Quatro municípios do norte de Minas Gerais esperam a criação da Reserva Extrativista do Pequizeirão, onde cerca de 27 comunidades vivem do extrativismo de produtos que o cerrado oferece, como as frutas pequi, mangaba e coquinho azedo, palha para artesanato e remédios diversos.

Para se tornar uma reserva, a área de cerca de 45 mil hectares que engloba os municípios de Santo Antônio do Retiro, Montezuma, Rio Pardo de Minas e Vargem Grande do Rio Pardo precisou passar por diversos levantamentos e estudos que comprovassem a razoabilidade da intervenção.
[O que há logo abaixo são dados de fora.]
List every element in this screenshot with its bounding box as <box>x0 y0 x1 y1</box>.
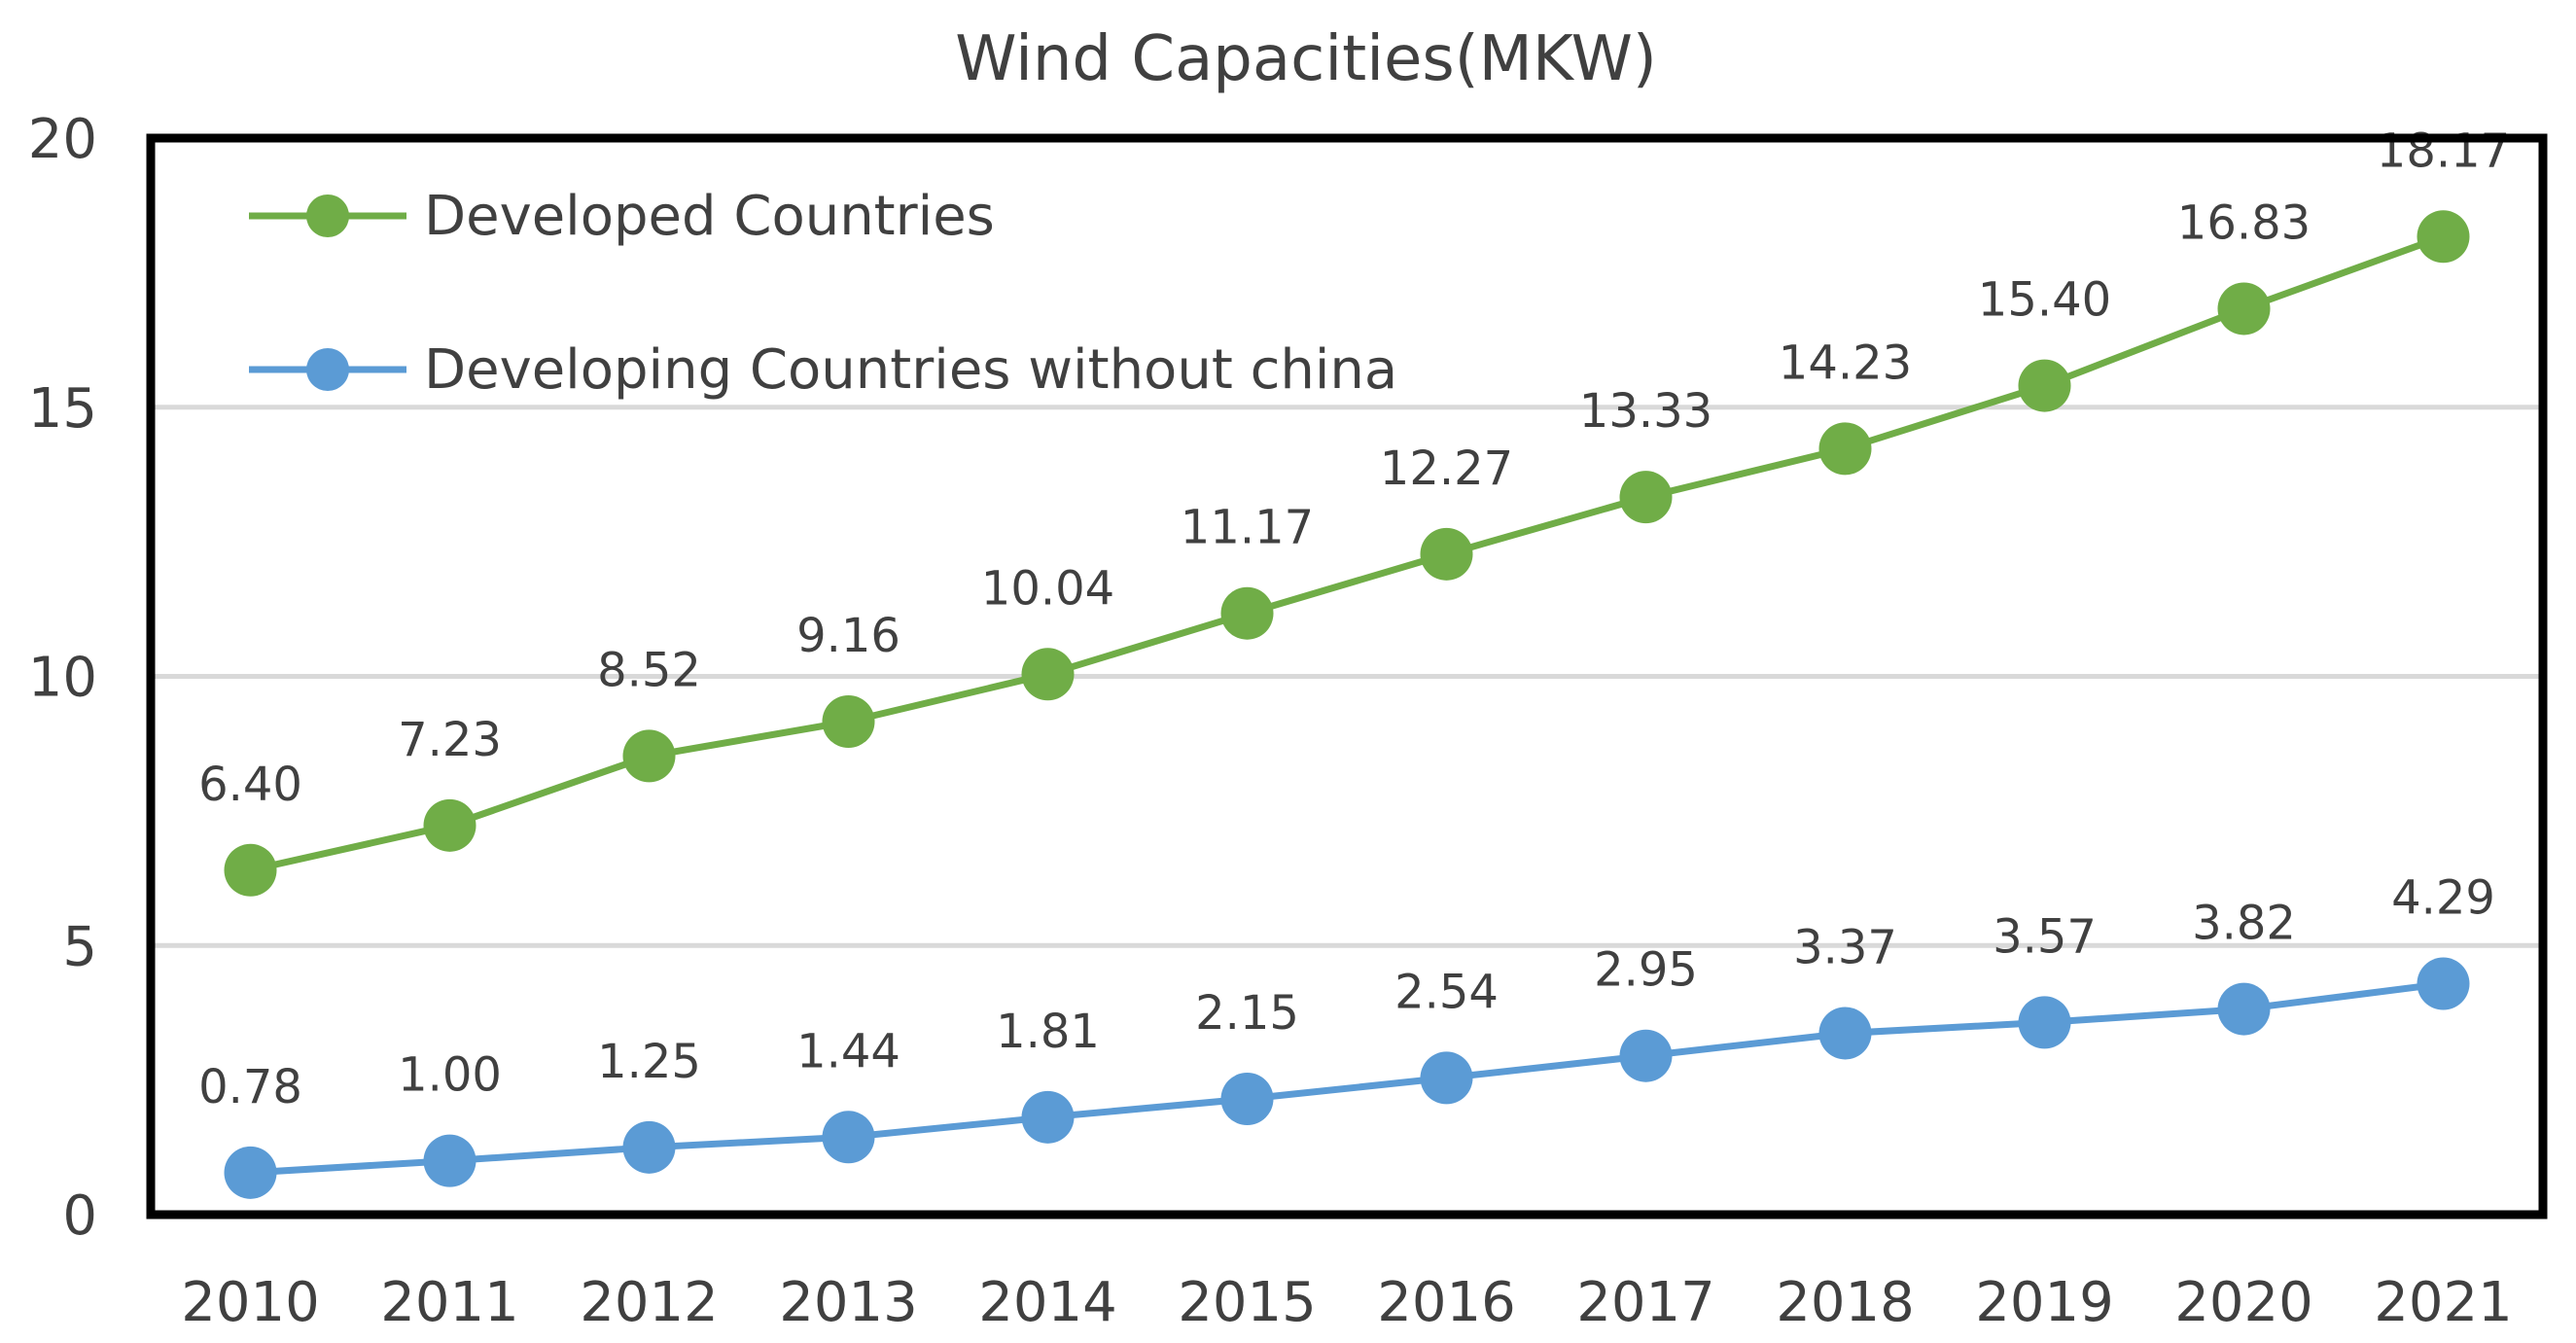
data-point <box>622 1120 676 1174</box>
data-label: 14.23 <box>1779 336 1912 390</box>
data-label: 13.33 <box>1579 384 1712 439</box>
x-tick-label: 2010 <box>181 1271 320 1334</box>
data-point <box>2018 996 2071 1049</box>
y-tick-label: 5 <box>62 915 97 978</box>
data-point <box>224 843 277 897</box>
data-point <box>1420 1051 1473 1105</box>
data-label: 11.17 <box>1181 501 1314 555</box>
data-point <box>1619 1029 1673 1082</box>
data-label: 1.25 <box>597 1035 701 1089</box>
data-point <box>2217 282 2271 336</box>
legend-item-developing: Developing Countries without china <box>249 338 1397 402</box>
data-point <box>1220 586 1274 640</box>
data-point <box>622 729 676 783</box>
data-label: 3.37 <box>1793 920 1897 974</box>
data-point <box>822 694 875 748</box>
data-point <box>1021 648 1075 701</box>
legend-item-developed: Developed Countries <box>249 185 995 248</box>
x-tick-label: 2016 <box>1377 1271 1516 1334</box>
data-label: 1.00 <box>398 1048 502 1103</box>
y-tick-label: 10 <box>28 647 97 710</box>
data-point <box>423 798 476 852</box>
data-label: 16.83 <box>2177 195 2311 250</box>
data-point <box>1619 471 1673 524</box>
x-tick-label: 2014 <box>978 1271 1117 1334</box>
x-tick-label: 2012 <box>580 1271 719 1334</box>
series-line <box>250 980 2444 1177</box>
data-labels: 6.40 7.23 8.52 9.16 10.04 11.17 12.27 13.33 14.2… <box>198 124 2510 1114</box>
x-tick-label: 2020 <box>2174 1271 2313 1334</box>
data-label: 1.81 <box>996 1005 1100 1059</box>
y-tick-label: 15 <box>28 377 97 441</box>
data-point <box>1420 527 1473 581</box>
data-point <box>822 1111 875 1164</box>
data-label: 3.82 <box>2192 897 2296 951</box>
data-label: 2.95 <box>1594 943 1698 998</box>
data-label: 9.16 <box>796 609 900 663</box>
data-label: 4.29 <box>2391 871 2495 926</box>
x-tick-label: 2018 <box>1776 1271 1915 1334</box>
x-axis-ticks: 2010 2011 2012 2013 2014 2015 2016 2017 2018 2019… <box>181 1271 2513 1334</box>
data-label: 7.23 <box>398 713 502 767</box>
gridlines <box>151 405 2543 948</box>
legend-swatch-marker <box>306 348 349 391</box>
data-point <box>2417 957 2470 1010</box>
y-axis-ticks: 0 5 10 15 20 <box>28 108 97 1248</box>
data-label: 8.52 <box>597 643 701 697</box>
data-point <box>1021 1090 1075 1144</box>
data-label: 15.40 <box>1978 273 2111 328</box>
y-tick-label: 0 <box>62 1184 97 1248</box>
data-point <box>1220 1072 1274 1125</box>
data-point <box>2217 982 2271 1036</box>
data-label: 2.54 <box>1394 965 1499 1019</box>
data-label: 6.40 <box>198 758 302 812</box>
legend: Developed Countries Developing Countries… <box>249 185 1397 402</box>
data-label: 12.27 <box>1380 442 1513 496</box>
data-point <box>1818 1007 1872 1060</box>
data-label: 0.78 <box>198 1060 302 1114</box>
series-developed <box>224 210 2470 897</box>
data-point <box>423 1134 476 1187</box>
data-point <box>224 1146 277 1199</box>
chart-title: Wind Capacities(MKW) <box>955 23 1657 95</box>
legend-swatch-marker <box>306 194 349 237</box>
data-label: 2.15 <box>1195 986 1299 1041</box>
x-tick-label: 2021 <box>2374 1271 2513 1334</box>
x-tick-label: 2017 <box>1576 1271 1715 1334</box>
data-label: 3.57 <box>1993 909 2097 964</box>
plot-frame <box>146 133 2548 1219</box>
series-developing <box>224 957 2470 1199</box>
y-tick-label: 20 <box>28 108 97 171</box>
x-tick-label: 2011 <box>380 1271 519 1334</box>
data-label: 10.04 <box>981 561 1114 616</box>
x-tick-label: 2019 <box>1975 1271 2114 1334</box>
x-tick-label: 2013 <box>779 1271 918 1334</box>
series-layer <box>224 210 2470 1199</box>
data-label: 1.44 <box>796 1024 900 1078</box>
data-point <box>2417 210 2470 264</box>
legend-label: Developing Countries without china <box>424 338 1397 402</box>
x-tick-label: 2015 <box>1178 1271 1317 1334</box>
data-label: 18.17 <box>2377 124 2510 178</box>
legend-label: Developed Countries <box>424 185 995 248</box>
data-point <box>1818 422 1872 476</box>
data-point <box>2018 359 2071 412</box>
series-line <box>249 232 2445 874</box>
A Reserva Extrativista nasceu das lutas do líder seringueiro Chico Mendes, que nos anos 80 batalhou pela criação de áreas de posse do Estado entregues a comunidades tradicionais em troca da garantia do manejo adequado e da proteção desses ambientes.

Pequi e mangaba - A criação das reservas e outros temas foram discutidos no seminário Conquistas, demandas e experiências do Extrativismo no Sergipe e Norte de Minas Gerais, realizado pelo PNUD e pelo Instituto Sociedade, População e Natureza (ISPN), que juntou as experiências do norte de Minas com as do Movimento das Catadoras de Mangaba (MCM) do Sergipe.

Entre os muitos pontos em comum, está o fato de que elas muitas vezes não têm a posse das terras onde realizam a coleta da fruta, o que tem gerado certa tensão na região. A ideia é que essas pessoas levem a discussão para dentro de suas comunidades, acelerando o trabalho de educação.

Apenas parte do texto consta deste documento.